Lessons learned from bountying bugs

A bit over a week ago, I wrote here about the $1265 of Tarsnap bugs fixed as a result of the Tarsnap bug bounty which I've been running since April. I was impressed by the amount of traffic that post received — over 82000 hits so far — as well as the number of people who said they were considering following my example. For them and anyone else interested in "crowdsourcing" bug hunting, here's some of the lessons I learned over the past few months.

Small bugs are important!

Bug bounties aren't new; but most of the recent ones have focused strictly on security vulnerabilities. With Tarsnap, I decided to offer a range of bounties — up to $1000 for security vulnerabilities, but down to $1 for "cosmetic" errors such as spelling mistakes in source code comments. My initial motivation for these was mostly as a proof-of-work: My primary concern was to get people looking at the source code, and finding even purely cosmetic errors is a sign that the code has been inspected.

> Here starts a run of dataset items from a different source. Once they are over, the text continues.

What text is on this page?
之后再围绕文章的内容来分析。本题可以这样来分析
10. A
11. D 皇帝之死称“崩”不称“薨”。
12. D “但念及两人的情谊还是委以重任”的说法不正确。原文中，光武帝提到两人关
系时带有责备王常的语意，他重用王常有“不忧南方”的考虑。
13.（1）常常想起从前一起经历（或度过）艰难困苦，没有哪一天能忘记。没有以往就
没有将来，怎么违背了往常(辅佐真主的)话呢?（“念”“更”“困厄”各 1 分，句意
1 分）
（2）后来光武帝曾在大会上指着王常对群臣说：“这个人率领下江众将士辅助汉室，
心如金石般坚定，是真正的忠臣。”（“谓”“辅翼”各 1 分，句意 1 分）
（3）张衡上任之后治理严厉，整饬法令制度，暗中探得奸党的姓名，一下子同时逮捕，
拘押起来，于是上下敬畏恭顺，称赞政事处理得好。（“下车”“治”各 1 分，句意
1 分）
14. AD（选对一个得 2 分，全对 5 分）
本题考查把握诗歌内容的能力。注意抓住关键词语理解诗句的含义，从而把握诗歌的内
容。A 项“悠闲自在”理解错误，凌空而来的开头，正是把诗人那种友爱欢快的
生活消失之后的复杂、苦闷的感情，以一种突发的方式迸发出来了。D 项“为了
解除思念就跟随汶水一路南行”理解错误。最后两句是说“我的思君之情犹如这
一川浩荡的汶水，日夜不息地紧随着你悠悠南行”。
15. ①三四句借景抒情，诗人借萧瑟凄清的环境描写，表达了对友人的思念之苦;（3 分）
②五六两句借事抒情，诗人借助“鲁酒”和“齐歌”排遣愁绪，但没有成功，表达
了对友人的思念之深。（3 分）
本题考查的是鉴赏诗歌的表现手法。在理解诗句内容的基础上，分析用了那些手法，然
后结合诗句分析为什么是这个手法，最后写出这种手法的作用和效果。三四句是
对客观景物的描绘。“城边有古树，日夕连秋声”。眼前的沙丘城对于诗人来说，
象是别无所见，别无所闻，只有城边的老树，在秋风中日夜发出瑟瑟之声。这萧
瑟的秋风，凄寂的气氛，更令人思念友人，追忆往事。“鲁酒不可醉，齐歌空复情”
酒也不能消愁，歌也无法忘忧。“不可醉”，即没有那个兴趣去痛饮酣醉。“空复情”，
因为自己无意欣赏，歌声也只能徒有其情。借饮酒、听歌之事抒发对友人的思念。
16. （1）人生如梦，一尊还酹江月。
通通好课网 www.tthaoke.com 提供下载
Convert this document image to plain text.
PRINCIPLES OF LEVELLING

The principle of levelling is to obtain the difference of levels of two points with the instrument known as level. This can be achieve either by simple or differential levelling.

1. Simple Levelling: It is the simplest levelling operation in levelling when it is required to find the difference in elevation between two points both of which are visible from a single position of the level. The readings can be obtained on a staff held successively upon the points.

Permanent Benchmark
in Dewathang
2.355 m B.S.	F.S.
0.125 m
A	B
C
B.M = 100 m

It turned out that there was a more important benefit to offering bounties for small bugs: dopamine. If only major bugs received bounties, people could easily get discouraged after a few hours and stop looking; but the presence of small errors — a typo here, a punctuation error there — provides very much the same effect as the occasional small wins afforded by slot machines, encouraging people to keep going. I feel a bit guilty about taking advantage of human behaviour like this, to be perfectly honest (even though it wasn't deliberate); but at least code auditing is inherently a more productive activity than pulling a lever on a slot machine.

What is a bug?

Having established that it's worth awarding small bounties for small bugs, the next question is to decide what qualifies as a bug. Does a bug need to result in something breaking? Does it need to have any user-observable effect? Does it even need to result in a different sequence of machine language instructions being produced? Ultimately I answered no to all of these questions: To me, a bug is any place where the code is wrong, regardless of the consequences. Case in point: I consider any instance of C99 "undefined behaviour" to be a bug, even if — as in cases such as memcpy(foo, NULL, 0); — no C library in the world fails to do what was intended.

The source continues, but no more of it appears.